Added Ryan:“I don’t believe he had a single enemy his entire life. And it’s a competitive business.”

Perhaps the most competitive moment Radcliff ever felt came in 2001, when the Twins owned the No. 1 overall pick. Southern California righthander Mark Prior, one of the best college pitchers ever, was widely expected to be the pick. But Georgia Tech third baseman Mark Teixeira and Mauer, a Twin Cities high school catcher, were also highly rated.

On draft day, Ryan turned to his expert. “Pick who you want,” the general manager told Radcliff, who did so by drafting Mauer, the local kid who would go on to win three AL batting titles and the 2009 MVP award. 

Mauer, who will make his Hall of Fame ballot debut in 2024, was the face of the Twins for more than a decade. It was Radcliff who made it happen. And who knows? Perhaps Jenkins will someday carry that same imprint.

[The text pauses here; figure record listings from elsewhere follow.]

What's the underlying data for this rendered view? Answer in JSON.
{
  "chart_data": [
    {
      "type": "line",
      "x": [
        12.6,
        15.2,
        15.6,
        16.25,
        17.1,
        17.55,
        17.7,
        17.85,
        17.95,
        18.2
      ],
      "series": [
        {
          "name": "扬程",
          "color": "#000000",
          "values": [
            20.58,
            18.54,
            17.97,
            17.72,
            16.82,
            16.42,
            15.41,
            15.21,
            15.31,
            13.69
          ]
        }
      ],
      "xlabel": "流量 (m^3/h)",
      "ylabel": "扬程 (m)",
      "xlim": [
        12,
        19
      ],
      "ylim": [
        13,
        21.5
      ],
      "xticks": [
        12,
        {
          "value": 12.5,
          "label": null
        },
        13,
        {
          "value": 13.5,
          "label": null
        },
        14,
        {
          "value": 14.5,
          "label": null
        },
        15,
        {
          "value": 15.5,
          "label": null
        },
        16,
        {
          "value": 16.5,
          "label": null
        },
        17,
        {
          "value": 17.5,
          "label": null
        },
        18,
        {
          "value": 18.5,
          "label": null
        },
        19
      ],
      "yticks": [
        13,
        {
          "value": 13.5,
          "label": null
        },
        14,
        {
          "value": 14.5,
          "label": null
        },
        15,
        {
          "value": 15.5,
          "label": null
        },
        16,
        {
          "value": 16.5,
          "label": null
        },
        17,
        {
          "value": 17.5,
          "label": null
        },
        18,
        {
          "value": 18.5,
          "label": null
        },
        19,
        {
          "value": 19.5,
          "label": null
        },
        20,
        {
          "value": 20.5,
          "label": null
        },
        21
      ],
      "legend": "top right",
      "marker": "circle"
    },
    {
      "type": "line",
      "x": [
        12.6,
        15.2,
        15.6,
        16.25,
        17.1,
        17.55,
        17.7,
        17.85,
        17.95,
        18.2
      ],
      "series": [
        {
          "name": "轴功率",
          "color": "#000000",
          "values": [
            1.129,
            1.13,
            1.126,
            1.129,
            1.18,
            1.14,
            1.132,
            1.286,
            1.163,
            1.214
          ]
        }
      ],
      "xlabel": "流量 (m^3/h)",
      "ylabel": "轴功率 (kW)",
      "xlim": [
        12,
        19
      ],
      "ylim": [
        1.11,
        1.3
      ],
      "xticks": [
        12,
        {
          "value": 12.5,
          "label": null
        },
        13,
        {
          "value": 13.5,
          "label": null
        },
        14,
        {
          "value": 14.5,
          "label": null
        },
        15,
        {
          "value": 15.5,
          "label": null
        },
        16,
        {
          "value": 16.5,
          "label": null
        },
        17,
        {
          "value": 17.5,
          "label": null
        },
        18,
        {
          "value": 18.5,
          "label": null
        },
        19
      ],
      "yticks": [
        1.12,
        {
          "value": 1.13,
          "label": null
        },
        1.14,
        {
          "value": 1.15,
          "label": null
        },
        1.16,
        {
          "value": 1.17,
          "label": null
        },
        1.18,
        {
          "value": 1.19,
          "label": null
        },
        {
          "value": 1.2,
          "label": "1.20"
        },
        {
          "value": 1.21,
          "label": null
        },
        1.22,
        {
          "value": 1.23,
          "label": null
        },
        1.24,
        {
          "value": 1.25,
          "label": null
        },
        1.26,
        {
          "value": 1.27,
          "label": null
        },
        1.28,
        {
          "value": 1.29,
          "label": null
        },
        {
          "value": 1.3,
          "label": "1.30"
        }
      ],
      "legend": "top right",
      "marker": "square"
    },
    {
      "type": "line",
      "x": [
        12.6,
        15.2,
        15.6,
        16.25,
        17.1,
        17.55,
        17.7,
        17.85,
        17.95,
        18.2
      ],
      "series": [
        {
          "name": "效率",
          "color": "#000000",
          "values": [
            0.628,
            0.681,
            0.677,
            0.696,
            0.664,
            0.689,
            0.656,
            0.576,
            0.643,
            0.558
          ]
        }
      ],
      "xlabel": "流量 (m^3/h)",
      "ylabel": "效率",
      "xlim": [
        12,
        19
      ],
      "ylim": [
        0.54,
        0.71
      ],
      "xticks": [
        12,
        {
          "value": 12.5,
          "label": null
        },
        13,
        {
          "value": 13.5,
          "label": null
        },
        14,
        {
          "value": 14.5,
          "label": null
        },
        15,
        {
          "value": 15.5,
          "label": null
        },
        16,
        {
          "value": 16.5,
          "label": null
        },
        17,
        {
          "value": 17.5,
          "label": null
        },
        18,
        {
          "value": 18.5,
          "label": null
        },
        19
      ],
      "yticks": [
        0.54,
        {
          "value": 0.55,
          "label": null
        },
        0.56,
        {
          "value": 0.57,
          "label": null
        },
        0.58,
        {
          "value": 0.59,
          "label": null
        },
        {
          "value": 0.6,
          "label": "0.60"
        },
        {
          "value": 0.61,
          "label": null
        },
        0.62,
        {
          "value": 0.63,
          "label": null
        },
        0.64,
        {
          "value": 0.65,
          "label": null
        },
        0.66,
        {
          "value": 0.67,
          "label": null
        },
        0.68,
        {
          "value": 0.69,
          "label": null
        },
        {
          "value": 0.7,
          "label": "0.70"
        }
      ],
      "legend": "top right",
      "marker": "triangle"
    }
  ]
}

“I hope the Twins are a Mike Radcliff organization for a long time, at least in our scouting group, because we’ll never have a better mentor, a better example,” Johnson said. “The way he treated people—he always had time for us. 

“He had an elite work ethic, but never wanted credit—it was always the area scouts, no matter if it was he who sent them out to see a particular kid.

“His legacy is just that he was the gold standard for every aspect of the job.”